6.2 Public vs Private Platforms
Within the literature on both open innovation and platforms, the focus has been predominantly
on the private sector. The public sector provides a very different context, including regulatory
requirements (DiMaio, 2009), cultural norms (Borins 2001), questions around value
measurement (Irani et al., 2005) and value capture (Reichman and Samuelson, 1997), and
other factors. Empirical research on the differences between emergent e-government
architectures and established industry models would cast a useful light on these issues.
6.3 Design, Governance and Environment
Tiwana et al. (2010) describe a tripartite model of interacting dynamics – design, governance
and environment - that influence platform evolution. A distinctive mixture of endogenous and
exogenous factors will shape the development of government-owned platforms in ways that
have yet to be fully explored. Questions of how to match architecture to governance (internal
fit) and internal decisions to external conditions (environmental fit) will be important to ensure
government platforms provide sustainable public value (Moore, 2005).
7. Conclusion
The aim of this analysis was to understand the issues affecting platform strategies for open
government from three distinct theoretical perspectives.
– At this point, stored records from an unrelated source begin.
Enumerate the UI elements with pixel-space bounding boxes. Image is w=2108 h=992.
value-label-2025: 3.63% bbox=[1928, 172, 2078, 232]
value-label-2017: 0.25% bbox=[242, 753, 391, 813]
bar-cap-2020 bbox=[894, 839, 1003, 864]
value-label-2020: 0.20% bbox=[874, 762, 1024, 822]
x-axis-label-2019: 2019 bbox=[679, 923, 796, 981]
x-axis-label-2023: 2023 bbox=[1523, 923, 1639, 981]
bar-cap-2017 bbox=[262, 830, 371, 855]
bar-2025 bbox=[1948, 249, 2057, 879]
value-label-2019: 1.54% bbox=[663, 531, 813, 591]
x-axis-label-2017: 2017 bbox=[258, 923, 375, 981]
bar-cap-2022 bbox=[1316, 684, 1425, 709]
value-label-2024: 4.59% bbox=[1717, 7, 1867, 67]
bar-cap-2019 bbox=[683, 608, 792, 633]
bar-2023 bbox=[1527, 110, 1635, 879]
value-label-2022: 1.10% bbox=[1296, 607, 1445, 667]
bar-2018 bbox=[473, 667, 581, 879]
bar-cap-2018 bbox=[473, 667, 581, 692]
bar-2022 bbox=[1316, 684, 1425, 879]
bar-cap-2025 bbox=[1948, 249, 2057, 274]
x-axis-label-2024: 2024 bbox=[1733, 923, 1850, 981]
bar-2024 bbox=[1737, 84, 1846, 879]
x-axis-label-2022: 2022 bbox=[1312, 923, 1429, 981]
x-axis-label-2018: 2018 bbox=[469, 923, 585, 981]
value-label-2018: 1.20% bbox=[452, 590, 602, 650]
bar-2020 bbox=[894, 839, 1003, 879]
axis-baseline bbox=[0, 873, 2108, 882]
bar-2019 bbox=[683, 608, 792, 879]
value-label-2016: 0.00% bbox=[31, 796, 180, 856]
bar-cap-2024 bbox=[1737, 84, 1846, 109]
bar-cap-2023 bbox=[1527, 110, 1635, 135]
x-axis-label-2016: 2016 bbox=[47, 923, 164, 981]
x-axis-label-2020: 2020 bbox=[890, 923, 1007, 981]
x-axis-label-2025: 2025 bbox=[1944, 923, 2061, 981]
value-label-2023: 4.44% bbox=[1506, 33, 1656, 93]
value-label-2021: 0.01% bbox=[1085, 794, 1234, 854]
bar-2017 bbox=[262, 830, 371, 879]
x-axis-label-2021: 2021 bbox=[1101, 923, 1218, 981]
These perspectives were chosen
based on relevance to the core topic and the depth of existing research. We explored the
major themes from each research area and subsequently identified four key questions for
academics and practitioners. We also highlighted three important gaps in the literature where
further research might contribute to both theory and practice. By drawing together these
perspectives and highlighting emergent issues we hope to facilitate a deeper analysis of the
role of government as an active participant in innovation ecosystems.